Jupyterlab Shortcuts
- Shift + Enter : Run
- Enter/Esc : Mode change(Edit/Command)
- Fn + Up/Down : Move between cell 
- A / B : Insert Cell Above/Below
- D, D : Delete selected cell

In [6]:
env = gym.make('CartPole-v0')
state = env.reset()

# for discrete env
state_dim = env.observation_space.shape[0]
action_dim = env.action_space.n

print(state_dim, action_dim)

4 2


In [4]:
from collections import deque
import numpy as np
import random
import gym

import torch
import torch.nn as nn
import torch.nn.functional as F
import torch.optim as optim

In [5]:
class Net(nn.Module):
    def __init__(self, state_dim, action_dim):
        super(Net, self).__init__()
        self.fc1 = nn.Linear(state_dim, 120)
        self.fc2 = nn.Linear(120, 84)
        self.fc3 = nn.Linear(84, action_dim)
    
    def forward(self, state):
        out = F.relu(self.fc1(state))
        out = F.relu(self.fc2(out))
        out = F.softmax(self.fc3(out), dim=1) 
        return out

In [18]:
q = Net(state_dim, action_dim)
qtarget = Net(state_dim, action_dim)

In [21]:
# network의 weight값을 print
# network의 weight값을 다른 network의 weight값으로 맞춰줌
weight_name = 'fc1.weight'
print(q.state_dict()[weight_name][1])
print(qtarget.state_dict()[weight_name][1])
qtarget.load_state_dict(q.state_dict())
print(q.state_dict()[weight_name][1])
print(qtarget.state_dict()[weight_name][1])

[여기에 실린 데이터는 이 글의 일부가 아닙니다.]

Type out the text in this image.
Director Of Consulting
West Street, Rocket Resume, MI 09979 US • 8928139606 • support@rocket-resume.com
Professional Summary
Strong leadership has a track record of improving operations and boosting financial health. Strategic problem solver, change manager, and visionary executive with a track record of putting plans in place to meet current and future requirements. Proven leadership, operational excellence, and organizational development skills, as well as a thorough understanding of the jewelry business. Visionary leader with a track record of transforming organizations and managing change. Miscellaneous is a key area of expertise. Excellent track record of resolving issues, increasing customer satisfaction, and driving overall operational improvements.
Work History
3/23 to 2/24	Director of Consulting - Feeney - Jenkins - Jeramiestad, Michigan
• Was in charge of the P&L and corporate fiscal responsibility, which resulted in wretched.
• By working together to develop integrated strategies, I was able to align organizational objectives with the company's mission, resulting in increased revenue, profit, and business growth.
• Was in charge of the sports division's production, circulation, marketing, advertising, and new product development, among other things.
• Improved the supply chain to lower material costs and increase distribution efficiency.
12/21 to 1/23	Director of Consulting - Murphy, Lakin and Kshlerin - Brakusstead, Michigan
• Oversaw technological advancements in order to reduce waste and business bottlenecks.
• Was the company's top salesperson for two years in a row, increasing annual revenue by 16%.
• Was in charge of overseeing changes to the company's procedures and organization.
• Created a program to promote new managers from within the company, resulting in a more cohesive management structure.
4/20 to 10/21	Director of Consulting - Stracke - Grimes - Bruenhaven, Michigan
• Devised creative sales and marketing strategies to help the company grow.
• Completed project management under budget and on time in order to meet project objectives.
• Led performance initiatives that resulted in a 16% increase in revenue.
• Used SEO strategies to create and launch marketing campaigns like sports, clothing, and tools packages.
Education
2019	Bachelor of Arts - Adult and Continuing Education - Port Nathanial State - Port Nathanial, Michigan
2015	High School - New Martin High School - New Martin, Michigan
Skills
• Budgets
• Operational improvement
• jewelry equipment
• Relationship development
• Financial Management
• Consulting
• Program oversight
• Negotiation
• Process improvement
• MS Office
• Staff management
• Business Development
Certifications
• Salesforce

tensor([-0.3967, -0.3701,  0.4617, -0.1940])
tensor([-0.3967, -0.3701,  0.4617, -0.1940])
tensor([-0.3967, -0.3701,  0.4617, -0.1940])
tensor([-0.3967, -0.3701,  0.4617, -0.1940])


In [None]:
class DQNAgent():
    def __init__(self, env, epsilon):
        # if env is discrete,
        state_dim = env.observation_space.shape[0]
        action_dim = env.action_space.n
        
        self.epsilon = epsilon
                
        self.q = Net(state_dim, action_dim)
        self.qtarget = Net(state_dim, action_dim)
        
        self.optimizer = optim.Adam(self.q.parameters())
    
    def update_qtarget_parameter(self):
        self.qtarget.load_state_dict(self.q.state_dict())    
    
    def get_action(self, state):
        qval = self.q.forward(state)
        return np.argmax(qval)
    
    def learn(self, mini_batch):
        # batch_size 만큼 크기의 loss의 합을 최소화
        # zero_grad()를 매번 해줘야 하나?
        loss = 0
        for sample in mini_batch:
            loss = loss + (sample['predict'] - self.q.forward(sample['state']))^2
        self.optimizer.zero_grad()
        loss.backward()
        self.optimizer.step()
    
    def _compute_dqn_loss(self):
        pass

In [None]:
class ReplayBuffer():
    def __init__(self, buffer_size, gamma):
        # deque는 maxlen만큼만 FIFO
        self._memory = deque(maxlen=buffer_size)
        self.gamma = gamma
    
    def add(self, sample):
        if sample['done']:
            sample['predict'] = sample['reward']
        else:
            sample['predict'] = sample['reward'] + self.gamma*max(sample['qtarget'])
        self._memory.append(sample)
    
    def sample(self, batch_size):
        # random하게 batch_size만큼 sample
        mini_batch = random.sample(self._memory, batch_size)        
        return mini_batch

In [None]:
# parameters
episode_len = 1000
buffer_size = 1000
batch_size = 10
epsilon = 0.0
gamma = 0.0

# init class
env = gym.make('CartPole-v0')
agent = DQNAgent(env, epsilon)
buffer = ReplayBuffer(buffer_size, gamma)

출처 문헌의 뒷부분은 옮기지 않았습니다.